Deciphering the etiology and role in oncogenic transformation of the CpG island methylator phenotype (CIMP): a pan-cancer analysis

This repository contains the Jupyter Notebooks/scripts used for the analysis in "Deciphering the etiology and role in oncogenic transformation of the CpG island methylator phenotype (CIMP): a pan-cancer analysis" [1].

How to

The code presented is shared for reproducibility purposes and is in no way tailored for wide-spread use, nor is it organized as a package. Please contact [email protected] for more information.

IMPORTANT DISCLAIMER: a number of files are used in the analysis - placeholders have been integrated in their place in the provided code. Note that to run the code one will have to download/generate all necessary files and change the placeholders. A thorough description of where to download associated files is provided beneath, however there might be some slight changes to the structure of the files etc. which might cause the processing not to run. As this is probably the result of a change in the structure of the file, it can be probably resolved by verifying confirmity of the structure with the code. If there are any issues, please contact [email protected].

Preprocessing

The notebook Deciphering_CIMP_Preprocessing.ipynb is used for the thorough preprocessing of the data (non-CGI, NA, non-variable, purity correction and age-related). More details can be found in the Methods section of the aforementioned paper.

What data to download to replace the placeholders:

survival_dir = files can be downloaded from the UCSC Xena data portal, under the sections "phenotype - survival data" for all analyzed cancer types. For example, the file for ACC is this file.
clin_dir = files can be downloaded from the UCSC Xena data portal, under the sections "phenotype - phenotype" for all analyzed cancer types. For example, the file for ACC is this file.
info_dir = path to the folder to save the results of the preprocessing of clinical and methylation data.
raw_dir = files can be downloaded from the UCSC Xena data portal, under the sections "DNA methylation - Illumina Human Methylation 450" for all analyzed cancer types. For example, the file for ACC is this file.
estimate_purity_dir = ESTIMATE purity estimations can be downloaded from here. We want to save the ESTIMATE scores (preprocessing might vary depending on the format of the downloaded file).
CPE purity file = the file corresponds to the "Supplementary Data 1" file of this article. The file needs to be saved in csv format prior to being uploaded in the notebook.
Illumina 450k annotation file = the file corresponds to "GPL13534_HumanMethylation450_15017482_v.1.1.csv.gz" and can be downloaded from here.
std_dir, purity_dir, nnls_dir, age_r_dir = folders to save your analyses for standard deviation filtering, purity correction, NNLS estimates, age related cpgs
admp_dir = the files in this directory correspond to the age-dependent cpgs identified by Slieker et al. in their paper, that can be found in Table S2. For ease, this file was transfored in the following manner: each tissue-specific loss (resp. gain) CpG was saved in a .txt file where every CpG probe was separated by \n named TISSUE_loss.txt (resp. _gain).

Analysis

The notebook Deciphering_CIMP_Analysis.ipynb is used for the subsequent analysis as described in the Methods section.

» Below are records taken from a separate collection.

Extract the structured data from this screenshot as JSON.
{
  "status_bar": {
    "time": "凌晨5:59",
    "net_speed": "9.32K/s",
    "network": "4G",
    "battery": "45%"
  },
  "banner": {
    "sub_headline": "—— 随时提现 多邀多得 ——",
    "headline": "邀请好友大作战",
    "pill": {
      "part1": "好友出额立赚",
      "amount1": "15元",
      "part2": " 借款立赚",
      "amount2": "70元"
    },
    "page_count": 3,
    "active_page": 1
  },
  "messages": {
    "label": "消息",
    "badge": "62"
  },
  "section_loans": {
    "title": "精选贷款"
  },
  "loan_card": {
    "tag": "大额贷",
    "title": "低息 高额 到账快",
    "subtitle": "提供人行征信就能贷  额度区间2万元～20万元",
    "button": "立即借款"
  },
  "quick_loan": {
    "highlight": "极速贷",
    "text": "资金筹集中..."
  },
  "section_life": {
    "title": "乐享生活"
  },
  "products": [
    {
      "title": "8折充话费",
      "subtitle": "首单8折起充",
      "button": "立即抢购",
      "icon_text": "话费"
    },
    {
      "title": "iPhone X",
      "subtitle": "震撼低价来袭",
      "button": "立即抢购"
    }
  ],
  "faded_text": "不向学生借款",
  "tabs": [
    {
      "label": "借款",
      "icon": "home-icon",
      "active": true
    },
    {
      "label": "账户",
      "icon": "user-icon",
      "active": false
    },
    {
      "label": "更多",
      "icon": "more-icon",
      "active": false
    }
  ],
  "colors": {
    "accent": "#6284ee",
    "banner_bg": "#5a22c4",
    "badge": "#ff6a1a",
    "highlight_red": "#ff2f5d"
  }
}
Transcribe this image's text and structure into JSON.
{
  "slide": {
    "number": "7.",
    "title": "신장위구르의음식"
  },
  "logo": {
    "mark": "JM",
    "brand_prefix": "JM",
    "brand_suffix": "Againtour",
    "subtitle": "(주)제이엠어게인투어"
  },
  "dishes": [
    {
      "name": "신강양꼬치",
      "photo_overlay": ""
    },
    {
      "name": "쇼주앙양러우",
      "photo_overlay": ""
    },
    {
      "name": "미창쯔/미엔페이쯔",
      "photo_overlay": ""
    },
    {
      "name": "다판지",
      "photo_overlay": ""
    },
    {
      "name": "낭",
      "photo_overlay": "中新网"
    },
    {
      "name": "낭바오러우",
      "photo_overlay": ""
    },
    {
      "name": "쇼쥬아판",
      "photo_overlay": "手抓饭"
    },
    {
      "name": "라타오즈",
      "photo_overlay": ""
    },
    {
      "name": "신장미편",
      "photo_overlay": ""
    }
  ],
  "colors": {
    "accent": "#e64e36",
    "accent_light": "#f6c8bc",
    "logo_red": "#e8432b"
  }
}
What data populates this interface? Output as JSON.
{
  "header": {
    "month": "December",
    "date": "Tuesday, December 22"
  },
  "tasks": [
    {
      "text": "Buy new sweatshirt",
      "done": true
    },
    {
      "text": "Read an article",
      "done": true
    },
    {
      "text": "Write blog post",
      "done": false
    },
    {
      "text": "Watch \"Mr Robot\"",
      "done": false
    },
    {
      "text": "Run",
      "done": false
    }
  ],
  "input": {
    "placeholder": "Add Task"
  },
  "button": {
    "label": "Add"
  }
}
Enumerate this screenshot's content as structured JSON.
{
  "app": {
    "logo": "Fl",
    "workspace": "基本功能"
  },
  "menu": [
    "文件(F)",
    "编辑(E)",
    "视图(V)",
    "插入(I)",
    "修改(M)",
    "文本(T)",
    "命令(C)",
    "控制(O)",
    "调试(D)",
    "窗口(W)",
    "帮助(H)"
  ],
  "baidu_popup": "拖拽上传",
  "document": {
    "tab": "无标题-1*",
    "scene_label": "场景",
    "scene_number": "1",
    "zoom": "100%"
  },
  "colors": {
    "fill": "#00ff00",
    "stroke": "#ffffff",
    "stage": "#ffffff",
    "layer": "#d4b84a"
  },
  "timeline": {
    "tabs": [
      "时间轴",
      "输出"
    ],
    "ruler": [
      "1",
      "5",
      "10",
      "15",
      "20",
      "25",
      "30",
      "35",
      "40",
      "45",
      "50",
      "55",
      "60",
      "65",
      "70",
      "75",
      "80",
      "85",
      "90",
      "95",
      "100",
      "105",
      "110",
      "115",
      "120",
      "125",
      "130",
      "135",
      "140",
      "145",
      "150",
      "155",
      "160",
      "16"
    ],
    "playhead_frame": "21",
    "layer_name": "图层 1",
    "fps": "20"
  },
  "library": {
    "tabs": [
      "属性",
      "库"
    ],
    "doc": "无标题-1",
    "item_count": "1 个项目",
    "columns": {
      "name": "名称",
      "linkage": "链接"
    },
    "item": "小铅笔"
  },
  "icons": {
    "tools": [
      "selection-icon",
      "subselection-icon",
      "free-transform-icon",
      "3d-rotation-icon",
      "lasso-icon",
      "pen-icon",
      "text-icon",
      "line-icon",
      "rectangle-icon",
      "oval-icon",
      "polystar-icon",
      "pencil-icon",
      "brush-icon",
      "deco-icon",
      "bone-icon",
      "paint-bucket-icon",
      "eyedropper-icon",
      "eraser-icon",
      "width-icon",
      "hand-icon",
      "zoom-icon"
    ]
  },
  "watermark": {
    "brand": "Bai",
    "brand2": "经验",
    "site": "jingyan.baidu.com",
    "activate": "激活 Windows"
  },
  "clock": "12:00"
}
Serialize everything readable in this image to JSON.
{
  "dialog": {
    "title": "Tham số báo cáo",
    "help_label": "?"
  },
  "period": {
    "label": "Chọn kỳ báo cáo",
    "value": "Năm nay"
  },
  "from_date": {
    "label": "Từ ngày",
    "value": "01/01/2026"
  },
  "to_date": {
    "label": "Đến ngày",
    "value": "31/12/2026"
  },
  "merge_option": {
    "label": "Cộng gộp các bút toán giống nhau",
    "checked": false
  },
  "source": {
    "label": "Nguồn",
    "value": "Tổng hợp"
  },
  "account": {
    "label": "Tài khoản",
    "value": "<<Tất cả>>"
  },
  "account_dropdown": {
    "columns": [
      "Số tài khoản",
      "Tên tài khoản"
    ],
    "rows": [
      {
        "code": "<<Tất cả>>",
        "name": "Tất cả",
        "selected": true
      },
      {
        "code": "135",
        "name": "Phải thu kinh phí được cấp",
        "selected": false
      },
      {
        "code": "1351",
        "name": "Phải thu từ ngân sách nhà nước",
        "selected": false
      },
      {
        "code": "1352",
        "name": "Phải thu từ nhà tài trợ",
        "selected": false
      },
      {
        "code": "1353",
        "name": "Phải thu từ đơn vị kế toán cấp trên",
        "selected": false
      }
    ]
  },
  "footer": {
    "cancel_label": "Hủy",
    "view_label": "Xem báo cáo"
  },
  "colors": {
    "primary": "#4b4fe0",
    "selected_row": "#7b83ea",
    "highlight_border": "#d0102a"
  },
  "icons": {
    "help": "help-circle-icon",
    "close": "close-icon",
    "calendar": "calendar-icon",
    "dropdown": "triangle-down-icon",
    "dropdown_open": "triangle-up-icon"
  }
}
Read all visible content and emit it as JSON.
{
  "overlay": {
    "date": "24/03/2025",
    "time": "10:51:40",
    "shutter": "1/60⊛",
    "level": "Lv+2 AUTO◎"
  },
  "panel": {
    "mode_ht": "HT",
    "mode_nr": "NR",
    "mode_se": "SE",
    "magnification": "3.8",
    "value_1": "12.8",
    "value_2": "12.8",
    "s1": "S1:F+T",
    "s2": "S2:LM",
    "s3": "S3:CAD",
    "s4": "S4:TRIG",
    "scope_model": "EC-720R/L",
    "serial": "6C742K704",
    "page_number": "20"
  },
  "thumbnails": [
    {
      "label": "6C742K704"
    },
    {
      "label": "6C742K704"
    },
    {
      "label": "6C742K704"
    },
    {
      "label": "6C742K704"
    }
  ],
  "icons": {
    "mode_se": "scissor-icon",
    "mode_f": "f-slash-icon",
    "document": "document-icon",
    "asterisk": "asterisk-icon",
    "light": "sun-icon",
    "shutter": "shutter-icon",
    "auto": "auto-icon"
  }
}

What data to download to replace the placeholders:

info_dir = path to the folder where you saved your preprocessed clinical data.
clin_raw_data = path to the folder where you saved the raw clinical data (cf. clin_dir in the previous paragraph).
meth_dir = path to the folder where you saved your preprocessed methylation data.
mut_dir = files can be downloaded from the UCSC Xena data portal, under the sections "somatic mutation (SNP and INDEL) - MC3 gene-level non-silent mutation" for all analyzed cancer types. For example, the file for ACC is this file. IMPORTANT: these files are in the TCGA dataset and not the GDC dataset as the previous files were.
msi profile file = the file corresponds to the Supplementary Data 1 in this paper. This should be saved as a csv file.
geo_normal_dir = these are the transformed files from GEO accession series GSE77871 and GSE32149. The preprocessed files are given in the repository in the zip file in the geo_normal_tissue folder.
cluster_memb_dir, sign_cpg_dir, bac_pred_dir = path to the folder to save the cluster memberships, significantly differentially methylated probes, balanced accuracy predictions in
gencode_annot_gene and merged_table = preprocessed gencode annotation mappings that give the associated length and the mapping between the old and new versions of gencode annotations. These are given in the repository in the zip file in the folder gencode_annotations.
immune_scores, CIBERSORT_comp = these files correspond to files generated in this paper. The files were downloaded from the GDC here. Immune_scores corresponds to the Scores_160_Signatures.tsv.gz file. CIBERSORT_comp corresponds to the TCGA.Kallisto.fullIDs.cibersort.relative.tsv file.
xcell_comp = this file corresponds to the file generated using this paper. The file corresponds to the file downloadable from here under the link for precomputed TCGA xCell scores.
thorsson_pat_info = this file corresponds to the file generated in this paper. It corresponds to the Table S1 file.
diff_gex_dir = this is the folder where the results of DESeq2 analysis are saved (see paragraph below).
diff_gex_offgene_dir = folder to save the official gene codes for genes that correspond to "potential downstream events" (cf. Methods of the paper). IMPORTANT: these are the files that are inputted into the DAVID tool for the gene set enrichment analysis. UPDATE AFTER REVIEW: These files are used for the EASE score analysis in DAVID_analysis.ipynb.
tss_dir = folder to save the TSS distances generated
gencode_annot_dir = folder where the gencode annotations are downloaded. These can be taken from here. They correspond to the .gtf file.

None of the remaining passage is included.